Early season disease management in soybeans

Damping off and seed rot, caused by Phytophthora sojae, is an important early season disease of soybean in Iowa. The disease is favored by warm (>60 °F), wet soil conditions. P. sojae is an oomycete that survives in the soil as thick-walled oospores. When soil conditions are warm and wet, the oospores germinate, producing sporangia, which in turn produce many zoospores. These spores have flagella that enable them to swim in freestanding water. The zoospores are attracted to soybean roots by root exudates, where they infect seedling roots and cause disease. Thus, wet soils are essential for infection by P. sojae.

Damping off also can be caused by Fusarium spp. and Pythium spp. Pythium is also an oomycete and thus wet conditions are also necessary for infection. However, Pythium infection is favored by cool (<60 °F) soil temperatures.

A major disease management practice in Iowa to reduce losses due to P. sojae has been the use of soybean cultivars with Rps 1-k genes. However, some growers continue to have problems with early season Phytophthora seed rot and damping off. Prior to 1994, Rps 1-k protected soybean yields from all but 5 percent of Phytophthora isolates in Iowa. Today, at least 50 percent of Phytophthora isolates can overcome the gene.

The use of a partially resistant (tolerant) variety of soybean in combination with seed treatment fungicides has been suggested as a viable Phytophthora disease management option. Partial resistance is coded for by multiple genes and protects soybean against all P. sojae isolates with minimal yield loss. However, partial resistance does not “kick in” before the first true leaf stage and thus germinating seedlings are susceptible to infection. Therefore, the application of fungicide seed treatments should facilitate protection of soybean seedlings until partial resistance becomes active.

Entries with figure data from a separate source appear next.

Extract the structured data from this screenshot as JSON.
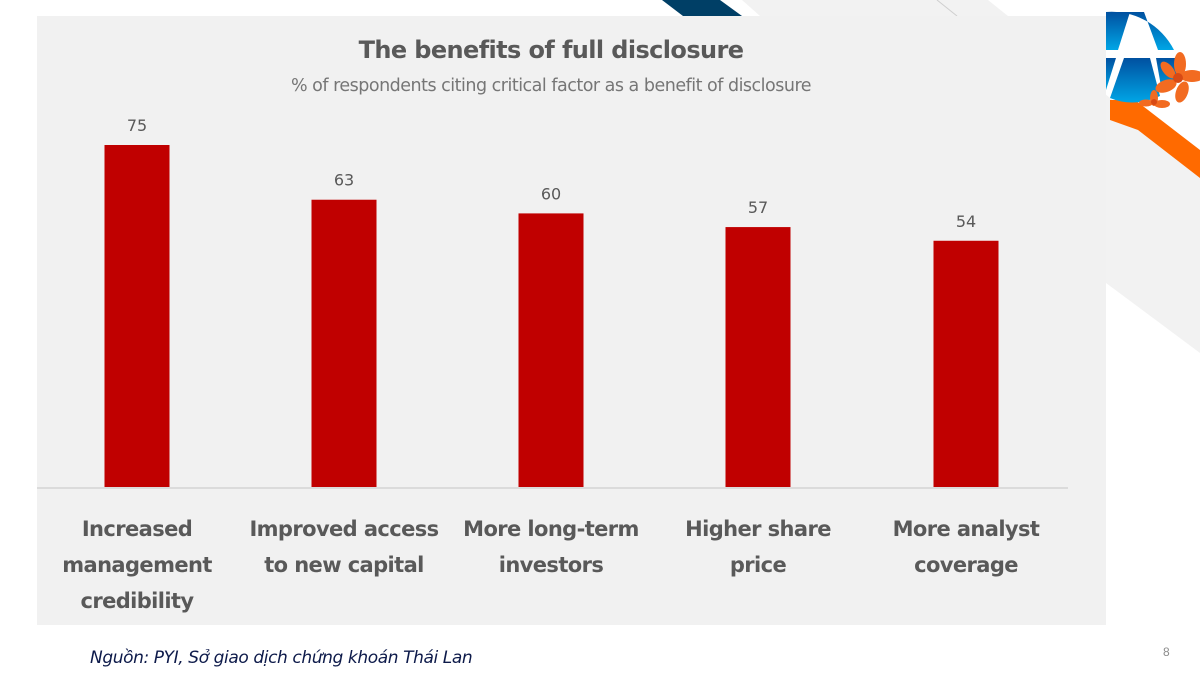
{
  "slide": {
    "source_note": "Nguồn: PYI, Sở giao dịch chứng khoán Thái Lan",
    "page_number": "8",
    "logo_icon": "airplane-flower-logo-icon"
  },
  "colors": {
    "bar": "#C00000",
    "text": "#595959",
    "panel": "#f1f1f1",
    "navy_stripe": "#003f66",
    "orange_accent": "#ff6a00",
    "logo_blue": "#0070c0"
  },
  "chart_data": {
    "type": "bar",
    "title": "The benefits of full disclosure",
    "subtitle": "% of respondents citing critical factor as a benefit of disclosure",
    "categories": [
      [
        "Increased",
        "management",
        "credibility"
      ],
      [
        "Improved access",
        "to new capital"
      ],
      [
        "More long-term",
        "investors"
      ],
      [
        "Higher share",
        "price"
      ],
      [
        "More analyst",
        "coverage"
      ]
    ],
    "values": [
      75,
      63,
      60,
      57,
      54
    ],
    "data_labels": [
      "75",
      "63",
      "60",
      "57",
      "54"
    ],
    "xlabel": "",
    "ylabel": "",
    "ylim": [
      0,
      100
    ],
    "grid": false,
    "legend": "none"
  }
}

Damping-off by <I>Pythium/Phytophthora</I>
Postemergence damping off caused by Phytophthora (X.B. Yang)

The fungicide seed treatments Apron XL® and Apron Maxx® previously have been shown to have significant results when Phytophthora disease pressure is high. A study done in Ohio in 2003 showed fungicide seed treatments increased grain yield by more than three times the cost of the treatment in four of five trials. Greater than average rainfall occurred at these trial sites, resulting in increased Phytophthora pressure.

In 2005, we examined the value of partially resistant varieties of soybean in combination with seed treatment to reduce yield loss due to P. sojae. This trial was done near Eddyville, Iowa, at a site with a history of severe Phytophthora damping off in the 2004 growing season. Six cultivars of soybeans with varying resistance to P. sojae (two susceptible cultivars, two cultivars with partially resistant cultivars, one cultivar with the Rps 1-k gene, and one cultivar with the Rps 1-k gene and the Rps 6 gene) were planted. Each cultivar was treated with either Apron XL® or Apron Maxx® at the recommended rates. Untreated seed served as a check. Apron XL® contains metalaxyl, which is active against oomycetes. Apron Maxx® is a combination of two compounds: mefenoxam, which protects against oomycetes, and fludioxonil, which protects against Fusarium. Our results were inconclusive (Figure 1); however, no significant rain events occurred in the four weeks post planting. In addition, soil moisture levels in the southeastern part of the state remained very low for much of the season.

This spring, some growers may be considering using soybean seed treatment fungicides. Although this research and other soybean seed treatment research at Iowa State University have shown no consistent significant yield improvement, enough data have been collected from across the Midwest to show that soybean seed treatment fungicides can provide effective protection against pathogens that are carried on the seed and those present in the soil that result in early season disease, such as seed decay, seedling blights, and root rots. At a cost of approximately $2.50 per acre, seed treatments are a fairly cheap form of crop insurance.

Seed treatment fungicide applications may be worth considering in fields that:

  • have a history of early seedling diseases such as damping off or seed rot,
  • are prone to water logging, or
  • are being planted early, when cool soil temperatures could prolong germination.

A comprehensive list of soybean seed treatment fungicides that are currently available was recently compiled by Laura Sweets at the University of Missouri.

Soybean seedling stand count
Figure 1. Soybean seeding stand count 3 weeks after planting. Red bars are the control. Light blue bars are seeds with Apron XL® and dark blue bars are seeds treated with Apron Maxx®.